As an adult, we are all conditioned NOT TO talk about illnesses or other suffering we endure from time to time. I was advised by a mentor writer, that as a writer to reveal more of my life’s challenges in print. This will not be easy for me, but here is a start. Some of the experiences that shaped me were challenges with family battling cancer, depression, and strokes and losing a sibling aged 39.

Other experiences that shaped me: my US years, studying and working in the arcane area of Artificial Intelligence for 4 years in and around Atlanta, also working at a struggling AI Startup co at Georgia Tech ATDC. Returning to India, my experiences as an employee, not student, of IIT Bombay with the many visitors (like Narayan Murthy, Muhammad Yunus and Yann LeCun). Curious characters make up the faculty, staff and students at IIT Mumbai campus where I spent most of my working life, 2002-2020.

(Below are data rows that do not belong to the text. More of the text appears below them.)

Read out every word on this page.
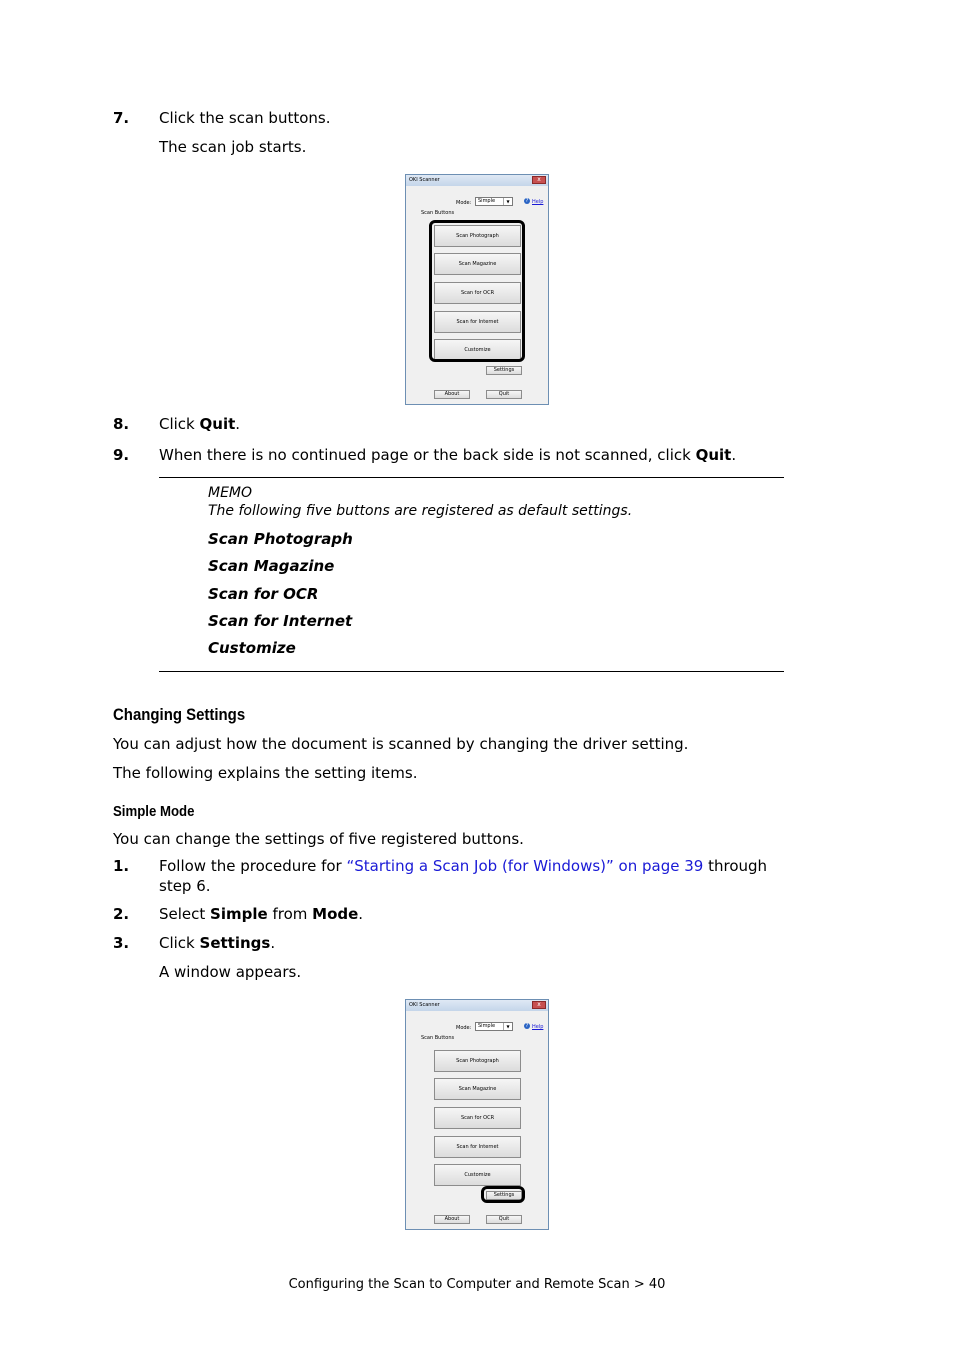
7. Click the scan buttons.
The scan job starts.
OKI Scanner	x
Mode:	Simple	▼	? Help
Scan Buttons
Scan Photograph
Scan Magazine
Scan for OCR
Scan for Internet
Customize
Settings
About	Quit
8. Click Quit.
9. When there is no continued page or the back side is not scanned, click Quit.
MEMO
The following five buttons are registered as default settings.
Scan Photograph
Scan Magazine
Scan for OCR
Scan for Internet
Customize
Changing Settings
You can adjust how the document is scanned by changing the driver setting.
The following explains the setting items.
Simple Mode
You can change the settings of five registered buttons.
1. Follow the procedure for “Starting a Scan Job (for Windows)” on page 39 through
step 6.
2. Select Simple from Mode.
3. Click Settings.
A window appears.
OKI Scanner	x
Mode:	Simple	▼	? Help
Scan Buttons
Scan Photograph
Scan Magazine
Scan for OCR
Scan for Internet
Customize
Settings
About	Quit
Configuring the Scan to Computer and Remote Scan > 40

Like many contemporary Indian writers, my choice of words is 1/3rd Indian English, 1/3rd British and 1/3rd Indian American (as computed by a fictional computer.)

Free download of warli painting designs vector graphics and illustrations

What did you do before this?

Brief Bio–With degrees in Electrical Engineering and AI, and working for Citibank (Hyderabad), Boeing (Seattle) and an AI Startup (Atlanta), I found my calling back in India.

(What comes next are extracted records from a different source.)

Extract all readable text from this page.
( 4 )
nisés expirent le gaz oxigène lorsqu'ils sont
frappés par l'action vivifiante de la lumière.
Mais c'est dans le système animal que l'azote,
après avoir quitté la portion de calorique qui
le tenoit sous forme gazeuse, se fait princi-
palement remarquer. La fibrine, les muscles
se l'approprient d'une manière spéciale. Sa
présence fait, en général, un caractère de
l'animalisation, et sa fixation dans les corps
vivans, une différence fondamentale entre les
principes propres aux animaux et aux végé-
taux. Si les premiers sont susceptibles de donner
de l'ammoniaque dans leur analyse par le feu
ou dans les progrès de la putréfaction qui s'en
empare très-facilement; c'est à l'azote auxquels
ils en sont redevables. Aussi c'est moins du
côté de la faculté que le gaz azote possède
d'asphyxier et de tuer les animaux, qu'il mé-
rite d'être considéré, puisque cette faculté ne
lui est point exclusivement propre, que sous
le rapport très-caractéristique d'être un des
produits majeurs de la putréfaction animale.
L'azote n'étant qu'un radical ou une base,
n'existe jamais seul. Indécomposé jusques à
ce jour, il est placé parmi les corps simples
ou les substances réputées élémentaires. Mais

As an MIT-Boston employee in India, I spent six memorable months with Srinath Kalbag, a Magsaysay awardee who ran a vocational school for children who had quit formal schooling. I headed exploratory projects here, teaching 3D Printing, increasing Internet access and tutoring English in a tiny Indian village.

I then joined MIT’s project partner, IIT Bombay, leading a project office to expand internet access in and around 70 other surrounding villages via internet kiosks.

Then came the cellphone revolution, the trend was converted into a business opportunity leading to a 7-year CEO position building a social venture powered by technology, similar to the Quora Website with Ads, serving a few million farmers across 550 districts of India, bought by Tata Consultancy Services (mKrishi) in 2013.

I currently advise top management and product heads at a major telecom firm in Mumbai. In 2018-19, received admission in Harvard Business School. I completed a one-year program for Senior Leadership in classrooms at Mumbai & Boston.

I began my debut novel in the pandemic.